If parents equally share the responsibility for their children, they can often find ways to share tax deductions. If kids live with one parent most of the time, the financially supporting co-parent doesn’t get the tax deduction like in previous years.
It’s the children who frequently suffer from separation. The money spent on them is reduced to make separation work. The costs once shared for the kids’ activities go to cover the cost of two different residences.
Where children live affects the amount of money people have left to look after themselves:
- If children are residing primarily with one parent, the other parent pays child support. That means by the time they’ve paid their taxes and support payments, there isn’t a lot of money left over for typical day-to-day expenses.
- The parent who looks after the child(ren) as the primary caregiver frequently can’t work full-time due to the responsibilities, they now have such as pickups, drop offs and managing the household from groceries to doctor’s appointments. If living arrangements are shared, both parents may be impacted equally regarding work and parenting responsibilities.
- Couples considering separation should create very detailed weekly, monthly and yearly financial budgets to understand their current and future expenses, including where they can cut back their spending:
-
- What current expenses are possible if the expenses are shared?
- Is the chosen lifestyle driven by the income of only one partner?
- Does either parent have an inconsistent work history or a career that makes expense planning impossible?
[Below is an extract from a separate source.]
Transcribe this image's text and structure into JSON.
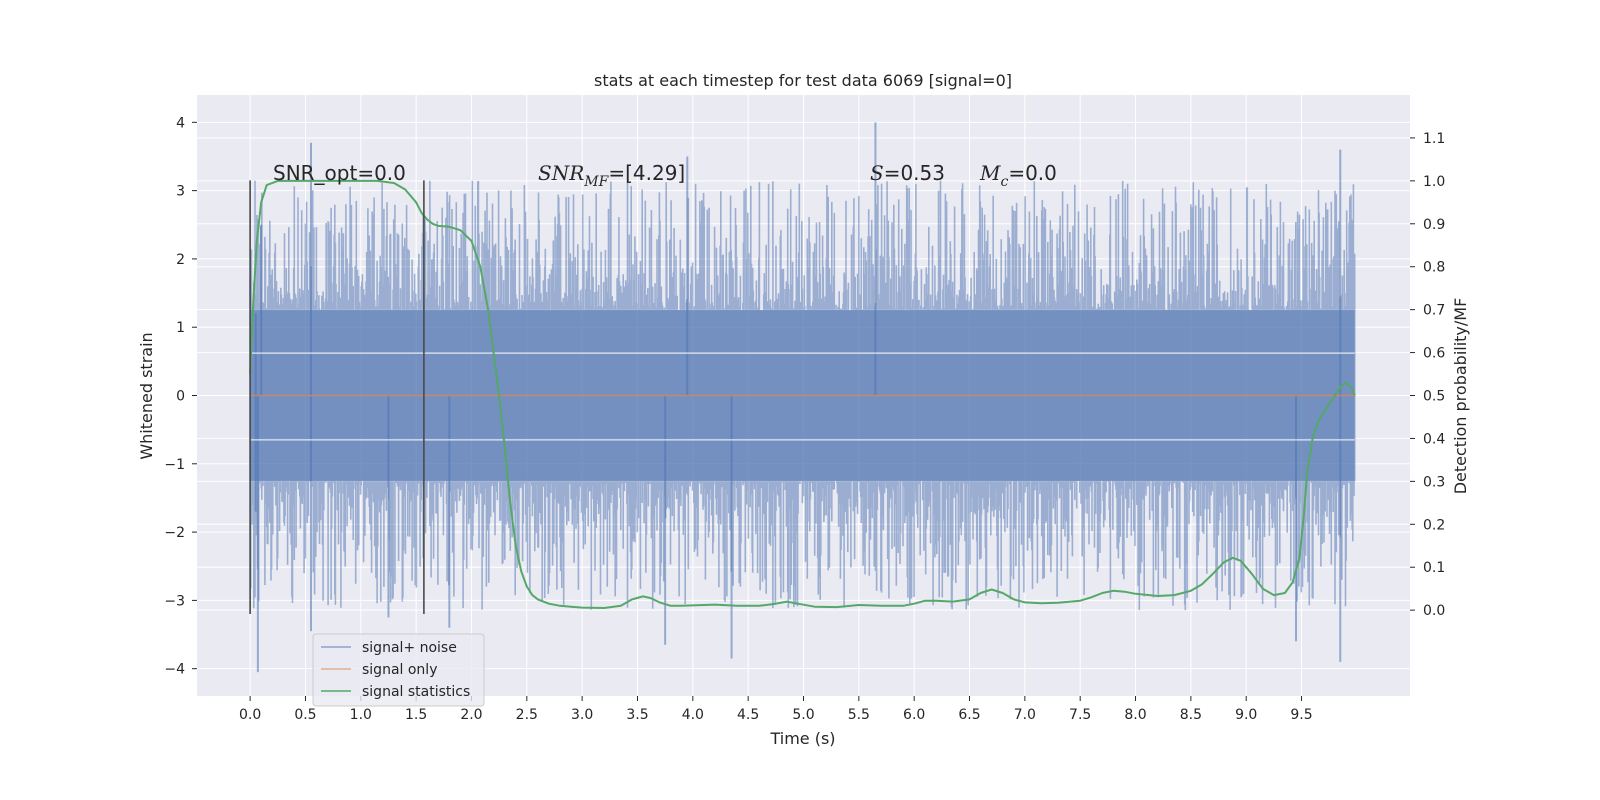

If a couple looks at their budget and realizes that separating is in fact a financial impossibility, they have a few choices:
- Find ways to cut expenses.
- Go for counseling and learn how to create a positive way to work together.
- Co-exist amicably under one roof as a separated couple. Re-visit having separate homes when the kids are older or there’s more money.
Having the same income to support two homes, instead of one, is one of the most common themes of divorce. Remember, budget for added costs for the divorce process itself.
A healthy divorce is one where both parties move forward in a mature way without hurting each other. They let go of the marriage and the emotions connected to the separation. The better they are emotionally, the more effective they can make financial plans.
When there’s financial struggle, a happy, healthy post-divorce life is drastically reduced and may result in trading one state of unhappiness for another. Starting to examine financial budgets early in the separation process will help determine an easier path and a realistic financial future.